A adolescência é um treco fascinante. É a fase que provavelmente muitos se lembrem pelo excesso de espinhas, pela menarca ou pelo primeiro beijo. Do ponto de vista cerebral, é nela que ocorre a diminuição das sinapses neurais, que são cortadas quando não utilizadas e, na mesma proporção, fortalecidas quando estimuladas. Também há uma ebulição do córtex pré-frontal, parte do cérebro responsável pela tomada de decisões, capacidade de planejamento e controle de impulsos - não à toa vêm crescendo os debates sobre a precocidade da escolha profissional aos 17 anos, uma vez que essa região se desenvolve até por volta dos 25 (idade em que, vejam que ironia, a sociedade cobre que já estejamos com a carreira estável e pensando em casamento e filhos). Com o córtex pré-frontal ainda aprendendo, a colega amígdala entra em cena para compensar e guiar as resoluções de problemas, sendo, no entanto, a deusa das emoções, dos impulsos, da agressividade e do comportamento instintivo. É natural, portanto, que vez ou outra o adolescente seja reativo a alguma crítica, se envolva com algum comportamento arriscado, tenha apatia no meio social e precise ser "chacoalhado" para prestar atenção na aula. O que precisamos nos lembrar, contudo, é do poder inestimável de transformação que os jovens têm, e ao qual nenhum período da história como o de hoje reconheceu com tanto protagonismo.
Eu já havia me esquecido que um dia tinha sido um, até que me conectei com uma porção deles, na última semana, no 11º Café Filosófico da Escola Estadual Prof. Luiz Rosa. A convite de um grupo de alunos do Ensino Médio, tive a honra de contribuir, como palestrante, sobre a cultura do cancelamento, temática de extrema importância e escolhida por eles, sob o viés da mídia e seus impactos na sociedade. Respondi a perguntas feitas pelos estudantes, bem como ouvi a contribuição de outras três profissionais, sendo duas psicólogas e uma advogada, a respeito do tema.
Ali, o que vi foram meninas e meninos com olhos brilhantes, interessados em expandir conhecimento e cheios de gentileza. Ouvi contextualizações bacanérrimas deles sobre a cultura do cancelamento, expressão que tem ganhado força desde 2021 e norteado inúmeros debates a respeito de como lidamos com o diferente, especialmente no âmbito das redes sociais.
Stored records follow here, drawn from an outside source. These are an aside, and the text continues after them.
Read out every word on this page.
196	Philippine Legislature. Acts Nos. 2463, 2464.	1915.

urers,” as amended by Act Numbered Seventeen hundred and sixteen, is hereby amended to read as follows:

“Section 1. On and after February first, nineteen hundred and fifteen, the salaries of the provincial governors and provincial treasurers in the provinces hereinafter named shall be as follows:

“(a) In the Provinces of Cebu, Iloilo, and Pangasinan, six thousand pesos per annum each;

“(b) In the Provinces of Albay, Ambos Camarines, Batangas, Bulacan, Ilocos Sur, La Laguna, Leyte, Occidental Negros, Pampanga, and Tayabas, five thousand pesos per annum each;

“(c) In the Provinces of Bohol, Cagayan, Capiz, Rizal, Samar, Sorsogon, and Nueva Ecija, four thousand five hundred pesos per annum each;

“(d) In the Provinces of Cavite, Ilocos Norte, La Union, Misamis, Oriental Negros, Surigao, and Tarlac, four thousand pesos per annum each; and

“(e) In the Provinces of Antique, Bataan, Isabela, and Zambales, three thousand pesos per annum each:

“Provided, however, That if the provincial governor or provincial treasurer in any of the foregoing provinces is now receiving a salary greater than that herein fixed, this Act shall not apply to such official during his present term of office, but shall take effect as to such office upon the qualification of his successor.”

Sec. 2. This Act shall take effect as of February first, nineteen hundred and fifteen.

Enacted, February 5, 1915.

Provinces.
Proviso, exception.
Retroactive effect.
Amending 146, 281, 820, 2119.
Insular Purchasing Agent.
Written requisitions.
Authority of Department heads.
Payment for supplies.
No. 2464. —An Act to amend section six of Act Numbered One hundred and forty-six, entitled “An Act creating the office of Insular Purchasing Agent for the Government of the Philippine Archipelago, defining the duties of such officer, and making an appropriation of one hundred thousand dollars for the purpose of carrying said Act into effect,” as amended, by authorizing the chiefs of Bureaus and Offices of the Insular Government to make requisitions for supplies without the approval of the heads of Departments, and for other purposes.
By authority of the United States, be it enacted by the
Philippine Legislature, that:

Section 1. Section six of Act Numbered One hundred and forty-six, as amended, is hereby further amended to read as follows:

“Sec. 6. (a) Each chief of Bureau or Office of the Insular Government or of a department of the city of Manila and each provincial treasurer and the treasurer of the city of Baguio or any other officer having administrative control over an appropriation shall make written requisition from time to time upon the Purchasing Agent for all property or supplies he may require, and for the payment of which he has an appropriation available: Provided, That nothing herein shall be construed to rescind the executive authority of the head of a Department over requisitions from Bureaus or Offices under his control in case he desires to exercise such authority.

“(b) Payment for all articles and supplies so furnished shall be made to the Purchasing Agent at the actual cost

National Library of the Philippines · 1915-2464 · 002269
E achei encantador observar o engajamento de estudantes tão novos em abordar um tema tão presente no ambiente digital em que eles próprios representam mais de 75% do fluxo de visitação e em que inclusive se configuram como “vítimas” mais vulneráveis de transtornos mentais entre um feed eterno, viciante e cheio de exemplos de falsa perfeição.
Espero ter cumprido minha missão pedagógica de compartilhar o meu conhecimento jornalístico de uma maneira que leva em consideração que se tratam de jovens em fase de formação de opinião, o que torna tudo mais desafiador. Mas penso ter ido além. Porque ter subido no palco do auditório da Biblioteca Municipal me despertou a lembrança adormecida do dia em que, quase 20 anos antes, eu estivera no palco do auditório da minha saudosa escola, em Bauru, para encenar de forma teatral um trabalho de literatura. Lembrei de mim jovem, tão tímida, vestindo uma roupa de camponesa, cabelo longo repartido em tranças, cantando “Casinha Branca” com uma colega de sala me acompanhando no violão. Aquela Mariana falava e cantava baixinho, pra dentro, sem sequer imaginar que se tornaria uma jornalista e cantora que um dia tomaria o microfone para falar com jovens de outras gerações. Mas aquela Mariana teve um montão de gente em que se espelhar, fragmentando cada pedacinho dentro do meu córtex pré-frontal sonolento e impaciente. E eu tô aqui. A adolescência é um treco fascinante.